Так было год — два назад.
Можно ли сказать, что мы имеем теперь такую же точно обстановку? Нет, нельзя этого сказать. Наоборот, у нас сложилась теперь совершенно другая обстановка. Начать с того, что мы разбили и с успехом преодолеваем капиталистические элементы города и деревни. Конечно, это не может радовать старую интеллигенцию. Очень вероятно, что они всё еще выражают соболезнование своим разбитым друзьям. Но не бывает того, чтобы сочувствующие и, тем более, нейтральные и колеблющиеся добровольно согласились разделить судьбу своих активных друзей, после того, как эти последние потерпели жестокое и непоправимое поражение.
Далее, мы преодолели хлебные затруднения, и не только преодолели, но вывозим за границу такое количество хлеба, какого не вывозили еще за время существования Советской власти. Стало быть, отпадает и этот “аргумент” колеблющихся.
Далее, теперь даже слепые видят, что на фронте колхозного и совхозного строительства мы определённо победили, добившись величайших успехов.
Стало быть, самое главное в “арсенале” старой интеллигенции ушло в пропасть. Что касается интервенционистских упований буржуазной интеллигенции, то надо признать, что они оказались,—пока, по крайней мере,—домиком, построенным на песке. В самом деле, шесть лет сулили интервенцию и ни разу не попытались интервенировать. Пора признать, что нашу прозорливую буржуазную интеллигенцию просто водили за нос. Я уже не говорю о том, что само поведение активных вредителей на известном судебном процессе в Москве должно было развенчать и действительно развенчало идею вредительства.

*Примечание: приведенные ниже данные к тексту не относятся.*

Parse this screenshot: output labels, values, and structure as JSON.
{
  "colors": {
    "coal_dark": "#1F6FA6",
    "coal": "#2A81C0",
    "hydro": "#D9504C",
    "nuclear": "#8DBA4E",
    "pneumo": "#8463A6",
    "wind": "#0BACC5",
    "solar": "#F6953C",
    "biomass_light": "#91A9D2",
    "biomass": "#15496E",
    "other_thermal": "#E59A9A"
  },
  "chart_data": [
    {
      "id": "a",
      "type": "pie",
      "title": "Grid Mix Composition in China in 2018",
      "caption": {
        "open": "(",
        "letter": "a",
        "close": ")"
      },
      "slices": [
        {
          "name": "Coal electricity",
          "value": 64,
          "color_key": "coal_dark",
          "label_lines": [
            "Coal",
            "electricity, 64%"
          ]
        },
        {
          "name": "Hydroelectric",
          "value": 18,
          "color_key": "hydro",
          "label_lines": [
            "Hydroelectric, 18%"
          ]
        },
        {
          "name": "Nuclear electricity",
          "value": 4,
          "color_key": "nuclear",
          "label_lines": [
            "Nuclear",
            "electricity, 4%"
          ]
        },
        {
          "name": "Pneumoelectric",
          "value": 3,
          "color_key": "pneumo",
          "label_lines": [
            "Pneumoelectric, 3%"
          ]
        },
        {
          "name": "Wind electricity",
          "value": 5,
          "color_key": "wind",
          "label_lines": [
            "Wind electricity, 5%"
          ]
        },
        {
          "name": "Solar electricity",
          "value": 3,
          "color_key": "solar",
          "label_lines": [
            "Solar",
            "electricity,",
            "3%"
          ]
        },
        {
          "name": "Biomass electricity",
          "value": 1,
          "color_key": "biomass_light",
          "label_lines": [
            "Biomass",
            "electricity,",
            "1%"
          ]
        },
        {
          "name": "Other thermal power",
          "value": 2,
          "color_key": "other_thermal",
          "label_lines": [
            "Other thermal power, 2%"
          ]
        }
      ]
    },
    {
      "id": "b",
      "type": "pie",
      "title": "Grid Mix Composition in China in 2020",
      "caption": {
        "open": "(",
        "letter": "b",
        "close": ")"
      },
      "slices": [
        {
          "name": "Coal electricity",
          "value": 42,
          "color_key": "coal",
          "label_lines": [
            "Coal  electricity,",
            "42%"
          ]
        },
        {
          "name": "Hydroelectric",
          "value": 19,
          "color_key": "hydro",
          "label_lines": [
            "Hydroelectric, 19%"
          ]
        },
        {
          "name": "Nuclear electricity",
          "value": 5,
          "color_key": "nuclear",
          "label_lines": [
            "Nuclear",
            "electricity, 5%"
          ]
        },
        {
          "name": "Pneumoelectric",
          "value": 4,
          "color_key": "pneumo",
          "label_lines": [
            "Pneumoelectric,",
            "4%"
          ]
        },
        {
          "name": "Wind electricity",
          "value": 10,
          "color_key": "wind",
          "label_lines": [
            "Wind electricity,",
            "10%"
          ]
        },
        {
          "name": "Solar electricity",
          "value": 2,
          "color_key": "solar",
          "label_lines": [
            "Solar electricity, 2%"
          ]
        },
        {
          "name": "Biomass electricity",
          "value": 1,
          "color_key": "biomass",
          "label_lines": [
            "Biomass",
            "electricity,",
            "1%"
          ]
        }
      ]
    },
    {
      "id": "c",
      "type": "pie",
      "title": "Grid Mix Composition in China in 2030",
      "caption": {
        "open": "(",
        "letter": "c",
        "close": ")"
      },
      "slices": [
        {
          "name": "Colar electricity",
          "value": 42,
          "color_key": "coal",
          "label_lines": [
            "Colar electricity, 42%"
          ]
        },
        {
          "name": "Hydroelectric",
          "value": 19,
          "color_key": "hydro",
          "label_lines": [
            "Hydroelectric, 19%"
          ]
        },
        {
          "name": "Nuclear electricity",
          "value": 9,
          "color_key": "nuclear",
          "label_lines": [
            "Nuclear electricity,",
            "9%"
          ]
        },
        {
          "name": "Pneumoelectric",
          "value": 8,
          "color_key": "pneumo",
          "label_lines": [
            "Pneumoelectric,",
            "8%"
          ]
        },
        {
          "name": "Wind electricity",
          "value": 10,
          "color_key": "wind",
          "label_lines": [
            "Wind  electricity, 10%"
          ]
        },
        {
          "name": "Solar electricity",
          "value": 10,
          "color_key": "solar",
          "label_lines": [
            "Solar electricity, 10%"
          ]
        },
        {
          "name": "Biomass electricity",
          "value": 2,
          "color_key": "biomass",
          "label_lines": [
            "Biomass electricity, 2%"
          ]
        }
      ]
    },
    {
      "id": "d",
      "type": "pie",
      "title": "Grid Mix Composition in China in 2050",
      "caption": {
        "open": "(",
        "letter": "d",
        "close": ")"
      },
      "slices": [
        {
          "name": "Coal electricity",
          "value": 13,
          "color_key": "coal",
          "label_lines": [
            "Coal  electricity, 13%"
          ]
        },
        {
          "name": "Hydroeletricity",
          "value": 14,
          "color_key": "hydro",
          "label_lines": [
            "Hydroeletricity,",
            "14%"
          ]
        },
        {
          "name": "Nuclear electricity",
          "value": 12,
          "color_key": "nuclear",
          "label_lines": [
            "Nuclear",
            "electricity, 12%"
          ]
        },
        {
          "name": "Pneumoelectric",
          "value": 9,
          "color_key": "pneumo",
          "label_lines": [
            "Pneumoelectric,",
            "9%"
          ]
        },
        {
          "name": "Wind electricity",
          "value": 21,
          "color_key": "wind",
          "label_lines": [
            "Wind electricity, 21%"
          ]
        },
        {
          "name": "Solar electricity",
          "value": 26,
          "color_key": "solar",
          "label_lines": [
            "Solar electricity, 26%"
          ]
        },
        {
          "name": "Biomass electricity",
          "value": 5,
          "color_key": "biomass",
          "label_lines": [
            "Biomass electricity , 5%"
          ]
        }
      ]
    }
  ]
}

Понятно, что эти новые обстоятельства не могли остаться без влияния на нашу старую техническую интеллигенцию. Новая обстановка должна была создать и действительно создала новые настроения среди старой технической интеллигенции. Этим, собственно, и объясняется тот факт, что мы имеем определённые признаки поворота известной части этой интеллигенции, ранее сочувствовавшей вредителям, в сторону Советской власти. Тот факт, что не только этот слой старой интеллигенции, но даже определённые вчерашние вредители, значительная часть вчерашних вредителей начинает работать на ряде заводов и фабрик заодно с рабочим классом, — этот факт с несомненностью говорит о том, что поворот среди старой технической интеллигенции уже начался. Это не значит, конечно, что у нас нет больше вредителей. Нет, не значит. Вредители есть и будут, пока есть у нас классы, пока имеется капиталистическое окружение. Но это значит, что коль скоро значительная часть старой технической интеллигенции, так или иначе сочувствовавшая ранее вредителям, повернула теперь в сторону Советской власти, — активных вредителей осталось небольшое количество, они изолированы и они должны будут уйти до поры до времени в глубокое подполье.
Но из этого следует, что сообразно с этим должна измениться и наша политика в отношении старой технической интеллигенции. Если в период разгара вредительства наше отношение к старой технической интеллигенции выражалось, главным образом, в политике разгрома, то теперь, в период поворота этой интеллигенции в сторону Советской власти, наше отношение к ней должно выражаться, главным образом, в политике привлечения и заботы о ней. Было бы неправильно и не диалектично продолжать старую политику при новых, изменившихся условиях. Было бы глупо и неразумно рассматривать теперь чуть ли не каждого специалиста и инженера старой школы, как не пойманного преступника и вредителя. “Спецеедство” всегда считалось и остаётся у нас вредным и позорным явлением.